Reading this, the suggestion is Flex software and X1 video bundling are more valuable to Comcast’s broadband business than Peacock. Why are they more valuable? In the case of Flex, it helps to reduce broadband customer churn:
…Flex gives us the ability to get the same churn reduction benefit that being at the end of the pipe and providing a service. And so we see 15% to 20% reduction in churn for a broadband customer only with Flex versus a broadband customer without. That's what we wanted to see. That's what we are seeing.
The longer term vision for Flex is to become “a platform to do more”:
Obviously, we are a marketer of services for a variety of streaming services. And I think we've -- I think if you're a big streaming service, you look at the success we've had with some of the leading streamers out there of integrating them and helping them sell their products. I think we increasingly look at the lens for monetization of that type of activity.
Peacock lost $914M in 2020, according to a recent SEC filing from Comcast reflecting a change its presentation of segment operating results relating to NBCUniversal. But High-Speed Internet drove $20.6B in revenues for Comcast in 2020.

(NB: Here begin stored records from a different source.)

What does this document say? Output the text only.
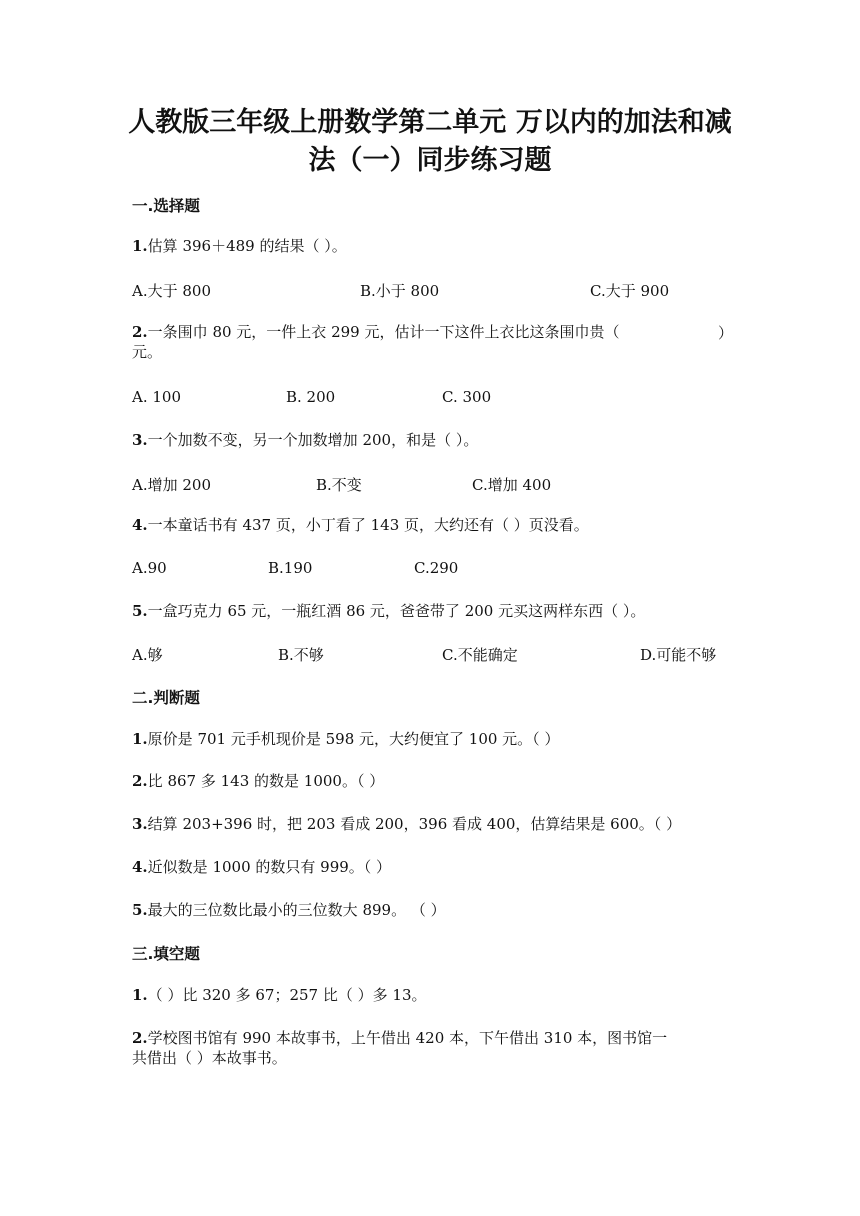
人教版三年级上册数学第二单元 万以内的加法和减
法（一）同步练习题
一.选择题
1.估算 396＋489 的结果（ ）。
A.大于 800	B.小于 800	C.大于 900
2.一条围巾 80 元，一件上衣 299 元，估计一下这件上衣比这条围巾贵（
元。
）
A. 100	B. 200	C. 300
3.一个加数不变，另一个加数增加 200，和是（ ）。
A.增加 200	B.不变	C.增加 400
4.一本童话书有 437 页，小丁看了 143 页，大约还有（ ）页没看。
A.90	B.190	C.290
5.一盒巧克力 65 元，一瓶红酒 86 元，爸爸带了 200 元买这两样东西（ ）。
A.够	B.不够	C.不能确定	D.可能不够
二.判断题
1.原价是 701 元手机现价是 598 元，大约便宜了 100 元。（ ）
2.比 867 多 143 的数是 1000。（ ）
3.结算 203+396 时，把 203 看成 200，396 看成 400，估算结果是 600。（ ）
4.近似数是 1000 的数只有 999。（ ）
5.最大的三位数比最小的三位数大 899。 （ ）
三.填空题
1.（ ）比 320 多 67；257 比（ ）多 13。
2.学校图书馆有 990 本故事书，上午借出 420 本，下午借出 310 本，图书馆一
共借出（ ）本故事书。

The takeaway from both Roberts’ and Cavanagh’s presentations is that Flex, and therefore its High-Speed Internet division, is a sexier business than Peacock. Peacock helps to tell that story for Flex, because Flex helped to create “the second highest-rated new brand during the pandemic…, no small part due to the ability to drive through our various platforms, including Flex being one of them.”
In turn, Flex and Peacock help to tell a story about the power of its X1 software. Comcast loves Peacock because it helps tell the growth story for High Speed Internet business, and its broader market ambitions for its Flex software (like Smart TVs and OTT devices).
If Peacock has 33MM registered users, that story seems to be about the power of Comcast’s scale and software, but not about demand for Peacock.
 An emphasis on Flex and Cable is implicitly an emphasis on Comcast’s reach plus MVPD broadband “bundles”. For example, Central to Comcast’s partnership with Cox is the Xfinity Flex software platform, which Cox licenses for its Contour Stream streaming player. So, Flex is in both Comcast and Cox broadband homes.